La première fois que je t’ai avalé, je n’ai pas voulu te
regarder et je t’ai affublé du surnom de « pilule du bonheur » pour
te rendre ridicule. J’avais peur que tu fasses de moi une autre personne ou que
tu échoues, qu’allais-je faire ?!
Tu n’as rien dit et tu m’as aidé :
tu m’as rendu le sommeil, qu’est-ce que j’ai dormi ces 15 premiers jours, c’était
si bon ! Tu as fais barrière pour m’aider à prendre du recul. Le vacarme
assourdissant dans ma tête s’est fait moins fort, je me suis apaisée.
Cela a duré comme ça 6 mois, je t’en voulais car moi, j’avais
échoué et en même temps, j’ai eu peur quand le médecin a commencé l’arrêt,
comment allais-je faire sans toi ? Est-ce que tu avais suffit à tout
reconstruire ?
Non, bien sûr que non et ce premier arrêt fut un désastre
annoncé. Bien évidemment que tu ne pouvais pas reconstruire ce qui avait été
détruit car il ne restait plus rien qu’un champ de ruines.
Alors, j’ai pris mon courage à deux mains et je suis allée
voir un psychiatre, il t’a remis dans ma vie. Mais surtout, il m’a aidé à
mettre des mots sur mes blessures. Je me souviens de cette simple phrase qu’il
a prononcé : « il n’a rien de normal ou d’anormal, il n’y a que vous
et ce que vous êtes ». Alors pour la première fois, je me suis regardée et
j’ai arrêté d’avoir honte de qui j’étais, de ce que je voulais. Tant pis, si
cela ne correspondait pas aux normes, tant pis si cela décevait.
Cela fait maintenant pratiquement deux ans que je te prends
et que je vais voir le psy.
Mes séances sont souvent éprouvantes et me font travailler
intérieurement comme jamais auparavant. Mais dieu ce qu’elles me font du bien !
Elles me laissent grandir, m’épanouir tel que je veux être. J’apprends à m’aimer
et à prendre soin de moi, à être plus égoïste car il est primordiale que je
sois bien avant de pouvoir faire quoique ce soit pour les autres.
Il y a maintenant une dizaine de jours, j’ai senti que j’étais
prête. Prête à te quitter.

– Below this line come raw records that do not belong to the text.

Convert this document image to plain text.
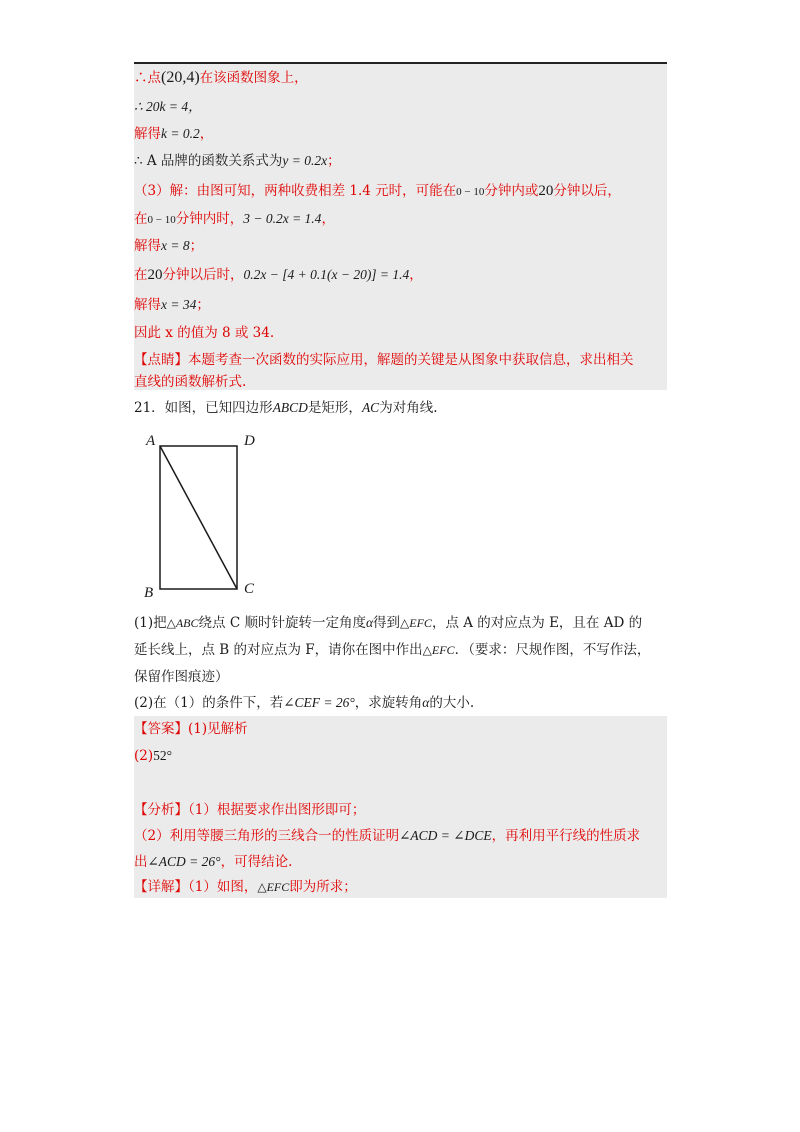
∴点(20,4)在该函数图象上，
∴ 20k = 4，
解得k = 0.2，
∴ A 品牌的函数关系式为y = 0.2x；
（3）解：由图可知，两种收费相差 1.4 元时，可能在0 − 10分钟内或20分钟以后，
在0 − 10分钟内时，3 − 0.2x = 1.4，
解得x = 8；
在20分钟以后时，0.2x − [4 + 0.1(x − 20)] = 1.4，
解得x = 34；
因此 x 的值为 8 或 34.
【点睛】本题考查一次函数的实际应用，解题的关键是从图象中获取信息，求出相关
直线的函数解析式.
21．如图，已知四边形ABCD是矩形，AC为对角线.
A	D
B	C
(1)把△ABC绕点 C 顺时针旋转一定角度α得到△EFC，点 A 的对应点为 E，且在 AD 的
延长线上，点 B 的对应点为 F，请你在图中作出△EFC．（要求：尺规作图，不写作法，
保留作图痕迹）
(2)在（1）的条件下，若∠CEF = 26°，求旋转角α的大小.
【答案】(1)见解析
(2)52°
【分析】（1）根据要求作出图形即可；
（2）利用等腰三角形的三线合一的性质证明∠ACD = ∠DCE，再利用平行线的性质求
出∠ACD = 26°，可得结论.
【详解】（1）如图，△EFC即为所求；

Je commence mon arrêt, il se fera par palier et sera
long mais je l’ai accepté et j’en ai besoin. Merci petite pilule du bonheur, sans toi, je ne m'en serais pas sortie...
En écrivant ces lignes, je pleure. Pas de tristesse ou de
peine. Non, je pleure car je me rends compte, enfin, de ma valeur et du chemin
parcouru. Je me rends compte que finalement, j’ai fais preuve de courage. J’ai
eu le courage d’engager le combat et de tout faire pour m’en sortir.
Je ne suis pas faible et il n’y aucune honte à demander de l’aide quand on a
atteint ses limites.
Je suis tombée en dépression non pas parce que je n’étais
pas assez mais parce que j’étais trop. J’étais perdue et je n’avais plus aucune
idée de qui j’étais car j’avais trop donné et je m’étais oubliée en chemin.
Ces lignes, je les dédie à ma famille ainsi qu’à T. et S.
Sans ces personnes, je me serais foutue en l’air ce soir-là sur mon balcon.
Vous êtes restées, vous m’avez offerts tellement que je n’ai pas de mots pour
vous exprimer ma gratitude. Alors merci d’être ces personnes extraordinaires et
de faire partie de ma vie. Merci de ne pas m’avoir abandonnée. Merci pour votre
amour sans faille.
A ceux qui lisent ces lignes et qui sont dépressifs :
ce combat est dur mais je sais que vous y arriverez car vous êtes uniques. Vous
avez votre place et vous la trouverez. Vous pouvez vous en sortir, je vous
envoie plein de courage et de force. Vous êtes courageux de mener ce combat, ne
l’oubliez jamais.
A ceux qui connaissent un dépressif : vous vous sentez
impuissants, c’est normal. Mais cela ne veut pas dire que vous êtes inutiles
dans ce chaos. Le simple fait d’être là pour la personne est la meilleure aide
que vous pouvez lui apporter.
Quand elle vous dit qu’elle ne veut pas sortir car elle est fatiguée. Ne le
prenez pas mal, ne pensez pas que c’est une feignante. Elle est réellement
fatiguée, elle mène un véritable combat en elle.
La dépression est une maladie invisible mais les dégâts sont
bien réels. Un dépressif est donc un malade au même titre qu’un malade de la
grippe ou du cancer.
Certains diront que les antidépresseurs
sont de la merde et qu’on peut s’en passer. Sincèrement, je n’en sais rien,
peut-être mais dans certains cas, dont le mien, on n’a pas le choix car on est
au bout.
Soyez compréhensif envers le malade et son traitement.